Since law students barely use Rate My Professors, and since in some cases identified, the Rate My Professors score was based on non-law faculty and just a a few dozen responses (not 400!), it's clear that the data has no validity. None. It's worse than garbage.
Mr. Crittenden even told an assistant dean here that if they dropped the fraudulent Rate My Professors data, Chicago would have gone from something like 50 to the top 5. Since the data they used for Chicago included less than two dozen evaluations for actual law faculty, and twice as many evaluations for non-law faculty (including the lowest scores), this is a remarkable admission. But this is almost surely just the tip of the iceberg! As I noted earlier this week, Rate My Professors is driving all the variance among schools with very similar employment and other results. (I learn from Mr. Crittenden's partial mea culpa that Princeton Review gives a very different portrait, but I know nothing about the methods by which PR compiles its data.)
Although National Jurist is now actually reviewing the "accuracy" of the Rate My Professors data, the question is why didn't they do that before publishing the ranking? NJ says "we believe that the voice of students is essential." But that's not in dispute. The point is that Rate My Professors is not "the voice of students," and a magazine with any integrity, as opposed to an interest in generating hype, never would have utilized such an absurd source. (I'm not even sure what it means to check the accuracy of Rate My Professors data: anyone with Internet access on the planet earth can fill out a Rate My Professors survey, how could that be meaningful?)
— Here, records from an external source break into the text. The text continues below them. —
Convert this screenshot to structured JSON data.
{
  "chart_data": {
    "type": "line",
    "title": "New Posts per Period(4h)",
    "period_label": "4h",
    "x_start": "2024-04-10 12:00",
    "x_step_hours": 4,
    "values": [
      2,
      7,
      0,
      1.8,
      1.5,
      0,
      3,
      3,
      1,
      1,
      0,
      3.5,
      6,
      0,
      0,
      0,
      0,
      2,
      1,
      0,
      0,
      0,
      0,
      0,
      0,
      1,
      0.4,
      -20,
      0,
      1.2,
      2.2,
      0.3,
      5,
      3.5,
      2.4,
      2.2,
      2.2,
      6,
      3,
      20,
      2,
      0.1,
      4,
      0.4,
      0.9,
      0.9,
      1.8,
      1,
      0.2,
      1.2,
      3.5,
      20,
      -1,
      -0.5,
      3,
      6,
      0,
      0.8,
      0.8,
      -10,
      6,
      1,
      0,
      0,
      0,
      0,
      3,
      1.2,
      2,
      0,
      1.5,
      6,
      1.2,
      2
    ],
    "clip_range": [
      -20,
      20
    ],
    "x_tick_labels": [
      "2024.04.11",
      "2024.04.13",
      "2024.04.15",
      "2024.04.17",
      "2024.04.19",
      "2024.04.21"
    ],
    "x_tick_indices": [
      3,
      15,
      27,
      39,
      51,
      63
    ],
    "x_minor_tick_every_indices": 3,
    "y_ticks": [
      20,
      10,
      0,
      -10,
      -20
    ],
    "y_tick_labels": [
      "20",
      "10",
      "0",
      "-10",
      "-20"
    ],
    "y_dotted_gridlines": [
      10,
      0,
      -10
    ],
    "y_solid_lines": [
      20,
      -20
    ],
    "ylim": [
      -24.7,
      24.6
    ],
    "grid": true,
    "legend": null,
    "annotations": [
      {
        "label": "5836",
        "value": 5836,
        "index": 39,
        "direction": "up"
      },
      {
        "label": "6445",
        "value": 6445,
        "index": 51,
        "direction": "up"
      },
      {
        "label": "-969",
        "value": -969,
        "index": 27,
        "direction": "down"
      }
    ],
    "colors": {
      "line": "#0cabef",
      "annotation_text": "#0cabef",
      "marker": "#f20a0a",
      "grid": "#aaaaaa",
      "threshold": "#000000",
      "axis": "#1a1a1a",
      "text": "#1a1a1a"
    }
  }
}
As I indicated in an earllier post, I spoke with Mr. Crittenden just a few weeks ago about what would be required to do a sensible alternative to U.S. News. He never let on that he and his staff had already concocted this nonsense ranking, and that he was going to use my quotes in an article accompanying this ranking, whose existence he had not disclosed to me. Mr. Crittenden is clearly not an honest man or journalist. He can only redeem his reputation by repudiating this whole fiasco.
NJ was always a bit of a joke, a magazine so unneeded that it is given away free in piles at every law school in the country (most copies end up in the trash). But now they've done something perniciously stupid, which doesn't help students, and groundlessly defames dozens of law faculties. I hope it marks the end of a pointless magazine.
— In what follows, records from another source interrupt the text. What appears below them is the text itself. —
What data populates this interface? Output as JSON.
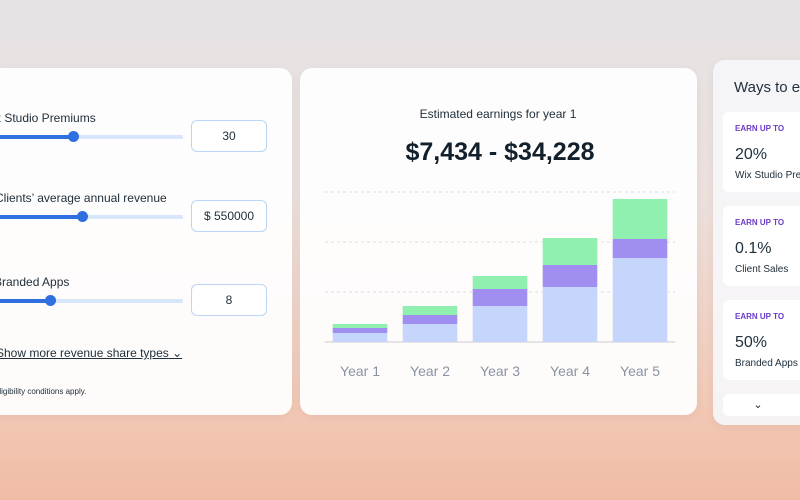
{
  "left_panel": {
    "sliders": [
      {
        "label": "Wix Studio Premiums",
        "value": "30"
      },
      {
        "label": "Clients’ average annual revenue",
        "value": "$ 550000"
      },
      {
        "label": "Branded Apps",
        "value": "8"
      }
    ],
    "link": "Show more revenue share types",
    "note": "Eligibility conditions apply."
  },
  "chart_data": {
    "type": "stacked_bar",
    "title": "Estimated earnings for year 1",
    "subtitle": "$7,434 - $34,228",
    "categories": [
      "Year 1",
      "Year 2",
      "Year 3",
      "Year 4",
      "Year 5"
    ],
    "series": [
      {
        "color": "#c5d5fb",
        "values": [
          9,
          18,
          36,
          55,
          84
        ]
      },
      {
        "color": "#a08ef0",
        "values": [
          5,
          9,
          17,
          22,
          19
        ]
      },
      {
        "color": "#8ff0b0",
        "values": [
          4,
          9,
          13,
          27,
          40
        ]
      }
    ],
    "ylim": [
      0,
      150
    ],
    "yticks": [
      50,
      100,
      150
    ],
    "grid": true
  },
  "right_panel": {
    "title": "Ways to earn",
    "cards": [
      {
        "kicker": "EARN UP TO",
        "value": "20%",
        "label": "Wix Studio Premiums"
      },
      {
        "kicker": "EARN UP TO",
        "value": "0.1%",
        "label": "Client Sales"
      },
      {
        "kicker": "EARN UP TO",
        "value": "50%",
        "label": "Branded Apps"
      }
    ]
  }
}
ADDENDUM: Professor Scott Bauries (Kentucky) writes:
I am enjoying your skewering of the obviously ridiculous effort of the National Jurist to create a new ranking system. One further flaw with the use of Rate My Professors occurs to me that, to my knowledge, has not yet been reported (perhaps because it is obvious). Other than by logging the IP address of the rater’s computer, Rate My Professors does not appear to ask its users for any personally identifying information or proof that a rater ever took a class from the professor rated. This means that literally anyone who knows a professor’s name and institution can “rate” that professor.
Therefore, if a school were of a mind to game this set of rankings, then it would be as easy as (1) pulling up the site; (2) searching for the school’s own professors; and (3) giving each one as many fraudulently high ratings, from as many unique IP addresses, as possible. The site does ask for the course number and textbook, but these would be easy to communicate to false raters. From the perspective of the unethical school, this sort of fraud would be perfect because it would be completely undetectable by outside observers (at least without a discovery request). Given all of the efforts (both yours and those of the Law School Transparency folks and others) to eliminate opportunities to game the US News system, this flaw in the National Journal’s system should be particularly troubling.